Le développement du droit des obtentions végétales s’est également fait au niveau européen, notamment à travers le règlement (CE) 2100/94 du 27 juillet 1994. L’Union européenne s’est, en effet, dotée d’une législation permettant une protection communautaire des obtentions végétales. Ces COV sont délivrées par l’Office Communautaire des Variétés Végétales (OCVV). Contrairement au droit des brevets, mais à la manière du droit des dessins et modèles, la protection de l’obtention végétale s’applique sur l’ensemble du territoire de l’Union européenne.

Le droit des obtentions végétales a pour principal but d’encourager l’innovation et la création de nouvelles variétés végétales. Dès lors, pourquoi les obtentions végétales ne sont-elles pas protégées par le droit des brevets, qui, lui aussi, a vocation à encourager l’innovation ?

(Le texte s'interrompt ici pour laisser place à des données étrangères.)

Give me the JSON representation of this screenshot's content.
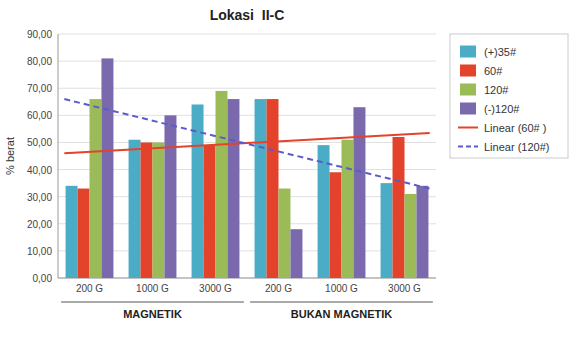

Intérêts juridiques de la protection par le COV

Pointant certes vers un même objectif d’innovation, le COV et le brevet ne répondent, en pratique, pas aux mêmes problématiques. Certains pays avaient pourtant fait le choix de protéger les variétés végétales sur le terrain des brevets. C’était notamment le cas des Etats-Unis avec le Plant Patent Act de 1930 (4).

Il est, cependant, vite apparu que le caractère “vivant” des plantes imposait une protection distincte du brevet d’invention. Le législateur français a donc fait le choix de consacrer un régime spécial tenant compte des caractéristiques de l’objet de la protection, les obtentions végétales. Mais avant de voir la définition de l’obtention végétale, il semble important de rappeler la définition de la variété végétale.

La « variété végétale » est définie à l’article 1, vi) de la Convention UPOV. Cette définition a été reprise en droit français à l’article L. 623-1 du Code de propriété intellectuelle avec la loi du 8 décembre 2011. Il s’agit d’un « ensemble végétal d’un taxon botanique du rang le plus bas connu qui peut être :

1° Défini par l’expression des caractères résultant d’un certain génotype ou d’une certaine combinaison de génotypes ;

2° Distingué de tout autre ensemble végétal par l’expression d’au moins un desdits caractères ;

3° Considéré comme une entité eu égard à son aptitude à être reproduit conforme » (5).

 

La notion d’obtention végétale est quant à elle définie à l’article L. 623-2 du Code de propriété intellectuelle qui énonce que  « pour l’application du présent chapitre est appelée « obtention végétale » la variété nouvelle, créée ou découverte :

1° Qui se différencie des variétés analogues déjà connues par un caractère important, précis et peu fluctuant, ou par plusieurs caractères dont la combinaison est de nature à lui donner la qualité de variété nouvelle ;

2° Qui est homogène pour l’ensemble de ses caractères ;

3° Qui demeure stable, c’est-à-dire identique à sa définition initiale à la fin de chaque cycle de multiplication. »

 

Pour résumer, toutes les variétés végétales sont susceptibles d’être éligibles au COV dès lors qu’elles sont des obtentions végétales. C’est-à-dire qu’elles doivent répondre aux critères de distinctivité, homogénéité, stabilité (DHS) et nouveauté posés à l’article L. 623-2 du Code de propriété intellectuelle.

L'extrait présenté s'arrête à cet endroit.